In the first case you have variant.id node while in the second case you have snp.id (even if I am not sure that makes the difference). In your vignette it is not clear if you are using a gds or a snp gds. Maybe my problem is how I create the 2 gds:

seqarray gds: seqVCF2GDS(input_VCF_name, input_SeqArray_GDS_name) snp gds: snpgdsVCF2GDS(input_VCF_name, input_GDS_name, method="copy.num.of.ref", ignore.chr.prefix="SL4.0ch")

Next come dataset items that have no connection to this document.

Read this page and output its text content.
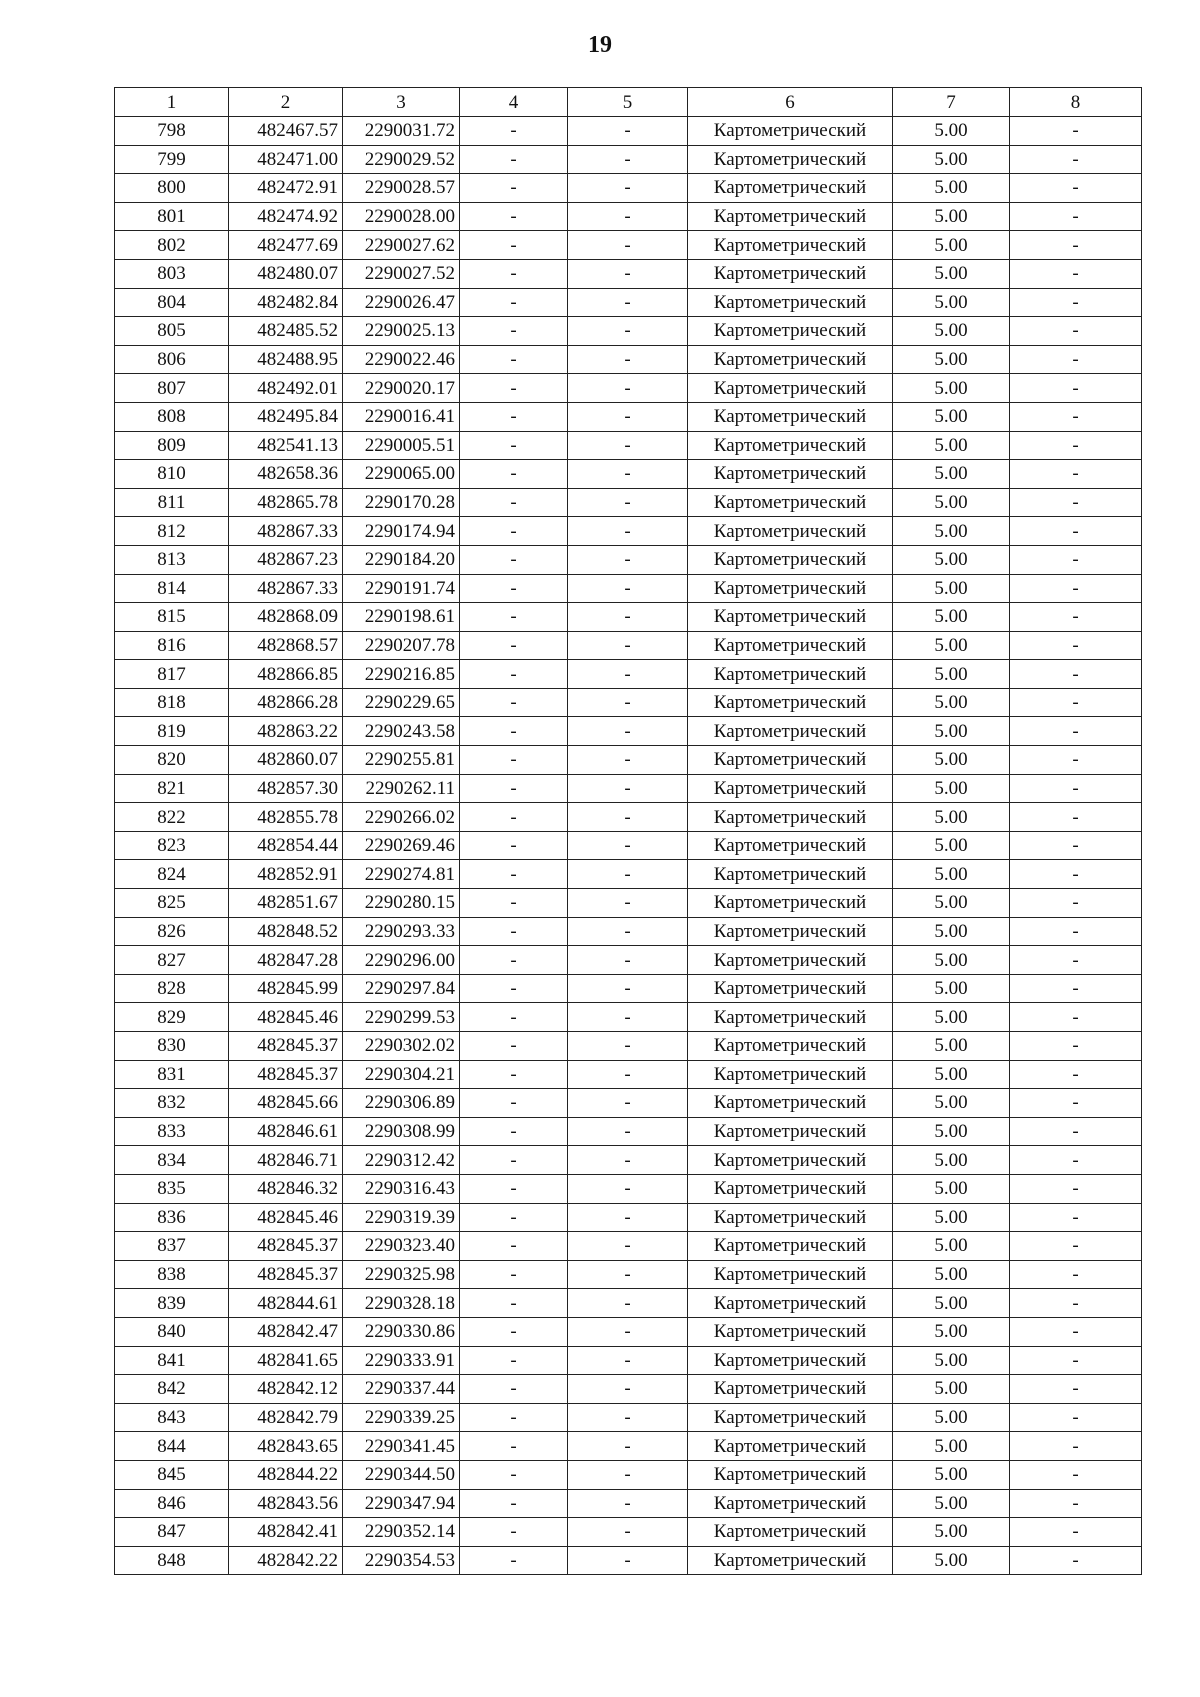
19
1	2	3	4	5	6	7	8
798	482467.57	2290031.72	-	-	Картометрический	5.00	-
799	482471.00	2290029.52	-	-	Картометрический	5.00	-
800	482472.91	2290028.57	-	-	Картометрический	5.00	-
801	482474.92	2290028.00	-	-	Картометрический	5.00	-
802	482477.69	2290027.62	-	-	Картометрический	5.00	-
803	482480.07	2290027.52	-	-	Картометрический	5.00	-
804	482482.84	2290026.47	-	-	Картометрический	5.00	-
805	482485.52	2290025.13	-	-	Картометрический	5.00	-
806	482488.95	2290022.46	-	-	Картометрический	5.00	-
807	482492.01	2290020.17	-	-	Картометрический	5.00	-
808	482495.84	2290016.41	-	-	Картометрический	5.00	-
809	482541.13	2290005.51	-	-	Картометрический	5.00	-
810	482658.36	2290065.00	-	-	Картометрический	5.00	-
811	482865.78	2290170.28	-	-	Картометрический	5.00	-
812	482867.33	2290174.94	-	-	Картометрический	5.00	-
813	482867.23	2290184.20	-	-	Картометрический	5.00	-
814	482867.33	2290191.74	-	-	Картометрический	5.00	-
815	482868.09	2290198.61	-	-	Картометрический	5.00	-
816	482868.57	2290207.78	-	-	Картометрический	5.00	-
817	482866.85	2290216.85	-	-	Картометрический	5.00	-
818	482866.28	2290229.65	-	-	Картометрический	5.00	-
819	482863.22	2290243.58	-	-	Картометрический	5.00	-
820	482860.07	2290255.81	-	-	Картометрический	5.00	-
821	482857.30	2290262.11	-	-	Картометрический	5.00	-
822	482855.78	2290266.02	-	-	Картометрический	5.00	-
823	482854.44	2290269.46	-	-	Картометрический	5.00	-
824	482852.91	2290274.81	-	-	Картометрический	5.00	-
825	482851.67	2290280.15	-	-	Картометрический	5.00	-
826	482848.52	2290293.33	-	-	Картометрический	5.00	-
827	482847.28	2290296.00	-	-	Картометрический	5.00	-
828	482845.99	2290297.84	-	-	Картометрический	5.00	-
829	482845.46	2290299.53	-	-	Картометрический	5.00	-
830	482845.37	2290302.02	-	-	Картометрический	5.00	-
831	482845.37	2290304.21	-	-	Картометрический	5.00	-
832	482845.66	2290306.89	-	-	Картометрический	5.00	-
833	482846.61	2290308.99	-	-	Картометрический	5.00	-
834	482846.71	2290312.42	-	-	Картометрический	5.00	-
835	482846.32	2290316.43	-	-	Картометрический	5.00	-
836	482845.46	2290319.39	-	-	Картометрический	5.00	-
837	482845.37	2290323.40	-	-	Картометрический	5.00	-
838	482845.37	2290325.98	-	-	Картометрический	5.00	-
839	482844.61	2290328.18	-	-	Картометрический	5.00	-
840	482842.47	2290330.86	-	-	Картометрический	5.00	-
841	482841.65	2290333.91	-	-	Картометрический	5.00	-
842	482842.12	2290337.44	-	-	Картометрический	5.00	-
843	482842.79	2290339.25	-	-	Картометрический	5.00	-
844	482843.65	2290341.45	-	-	Картометрический	5.00	-
845	482844.22	2290344.50	-	-	Картометрический	5.00	-
846	482843.56	2290347.94	-	-	Картометрический	5.00	-
847	482842.41	2290352.14	-	-	Картометрический	5.00	-
848	482842.22	2290354.53	-	-	Картометрический	5.00	-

I can't see any "method" option for seqVCF2GDS; I will try to add ignore.chr.prefix="SL4.0ch" and see if I can use snpgdsLDpruning on it.

zhengxwen commented 4 years ago

SeqArray GDS is the second generation of SNPRelate GDS. Please use snpgdsLDpruning(..., autosome.only=FALSE), since the chromosome coding in your file is not numeric (not identified as autosomes).